It was the homecoming SpaceX predicted, but certainly not the one the company wanted following the SES-9 launch on Friday. In the YouTube video below, the automated spaceport drone ship “Of Course I Still Love You” is towed into Port Canaveral with only small tarp covering what presumably are the remains of the Falcon 9 first stage.
While the landing did not go well, it did serve to confirm the company’s ability to come astonishingly close to the very small speck at sea which is the ASDS even when “coming in hot” following a stage separation event taking place both higher and faster than on most launch profiles. The last published frames of the live feed video showed the incoming booster to appear to be within meters of its target, and possibly even closer.
There are several takeaways from SpaceX’s attempts to achieve first stage landings at this point. One is that it clearly can and will be accomplished, given that it already has been, if only for the briefest of moments. As part of the Jason-3 launch from Vandenberg, California in January, the last older series Falcon 9 V1.1 did manage to land on the West Coast ASDS “Just Read the Instructions” but failed to stick it when one of the carbon fiber landing legs gave way. Newer, Full Thrust Falcon 9’s, are equipped with strengthened legs and improved latching mechanisms.

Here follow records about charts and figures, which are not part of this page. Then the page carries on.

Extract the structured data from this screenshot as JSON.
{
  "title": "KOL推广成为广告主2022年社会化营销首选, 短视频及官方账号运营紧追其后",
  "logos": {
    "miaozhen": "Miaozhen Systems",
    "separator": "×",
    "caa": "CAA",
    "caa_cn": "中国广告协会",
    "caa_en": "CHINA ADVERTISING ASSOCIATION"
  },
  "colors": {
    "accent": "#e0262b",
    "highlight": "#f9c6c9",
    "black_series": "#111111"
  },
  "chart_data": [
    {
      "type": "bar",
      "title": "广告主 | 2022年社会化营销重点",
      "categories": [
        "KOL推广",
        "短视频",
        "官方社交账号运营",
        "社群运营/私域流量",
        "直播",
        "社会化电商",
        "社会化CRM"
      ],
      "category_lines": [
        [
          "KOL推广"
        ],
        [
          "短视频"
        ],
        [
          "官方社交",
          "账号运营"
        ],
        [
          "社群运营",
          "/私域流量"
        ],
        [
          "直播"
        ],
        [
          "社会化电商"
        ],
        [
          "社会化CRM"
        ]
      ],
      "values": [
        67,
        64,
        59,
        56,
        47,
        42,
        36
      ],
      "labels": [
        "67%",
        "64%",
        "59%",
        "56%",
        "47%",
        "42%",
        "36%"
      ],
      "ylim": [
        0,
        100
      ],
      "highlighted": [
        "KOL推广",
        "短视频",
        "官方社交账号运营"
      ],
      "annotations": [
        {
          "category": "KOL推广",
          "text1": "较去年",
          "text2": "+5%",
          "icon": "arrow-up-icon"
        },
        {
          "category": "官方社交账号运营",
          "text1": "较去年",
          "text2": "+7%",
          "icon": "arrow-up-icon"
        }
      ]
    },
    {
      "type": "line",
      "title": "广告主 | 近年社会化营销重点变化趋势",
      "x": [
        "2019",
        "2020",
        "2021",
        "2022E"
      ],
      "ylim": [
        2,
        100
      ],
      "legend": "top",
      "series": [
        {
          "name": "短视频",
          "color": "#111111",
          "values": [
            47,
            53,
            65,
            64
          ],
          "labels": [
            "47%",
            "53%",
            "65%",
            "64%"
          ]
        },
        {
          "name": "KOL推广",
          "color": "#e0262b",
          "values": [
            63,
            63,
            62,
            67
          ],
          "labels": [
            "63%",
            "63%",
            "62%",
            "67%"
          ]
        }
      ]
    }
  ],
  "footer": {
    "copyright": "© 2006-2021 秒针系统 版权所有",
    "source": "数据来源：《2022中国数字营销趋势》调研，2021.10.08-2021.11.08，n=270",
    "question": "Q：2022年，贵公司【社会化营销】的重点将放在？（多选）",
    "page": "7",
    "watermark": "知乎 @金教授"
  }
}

The are two remaining elements necessary for regular success. One is partially controllable, the other isn’t. The first is sufficient remaining propellant for each of the three burns of the Merlin 1-D engines; the initial deceleration burn, the secondary targeting or return burn to put the stage on path to its target, and finally the all-important descent burn to slow the booster and bring it in upright with limited angular momentum. All three were available for the December 21st 2015 Orbcomm OG-2 mission which saw a historic landing not at sea, but instead back at Cape Canaveral. The OG-2 mission however, which was the first to utilize super-chilled propellant, was also very lightly loaded, something which will not be the norm, at least not for a while.
For the time being, most missions will require a decision as to whether to attempt a landing at sea, which would be aided by the presence of extra remaining propellant, or instead to attempt a more fuel intensive flyback to landing zones where the presence of a wide, stable concrete pad will be of little comfort if the fuel is exhausted in the final second.
The critical difference of course, is the weather, which proved to be a prohibiting factor on the first high speed return attempt, which took place on the DSCOVR mission to deep space. Ocean landings bring with them not only the unpredictable nature of the sea, which can range from vaguely concerning to absolutely terrifying, but also other more predictable issues such strong offshore trade winds and accelerated corrosion from salt spray. It will be interesting to observe on a case by case basis which way SpaceX leans when the payload mass and flight profile says both returns are possible.
Looking a bit further down the road, the calculus may shift somewhat once launches begin to take place from the commercial spaceport SpaceX is developing at Boca Chica, Texas. While the Gulf of Mexico, like any body of water, can become threatening under certain conditions, it is generally a much more placid place than either the Atlantic or the Pacific, and should be generally favorable to nautical landings.
The decision will get even more interesting with the debut of the Falcon Heavy and the eventual introduction of first stage re-use. Assuming the latter, FH launches are likely to offer highly favorable odds for returning and re-flying the twin outboard boosters. In certain circumstances, such as in the recent SES-9 flight where the spacecraft’s mass and destination pushed the Falcon 9’s performance to its limit, there may be a decision to be made between foregoing any hope of recovery on a single core rocket, versus the higher cost of a Falcon Heavy launch where all three cores are returned, even if the core segment is recovered at sea.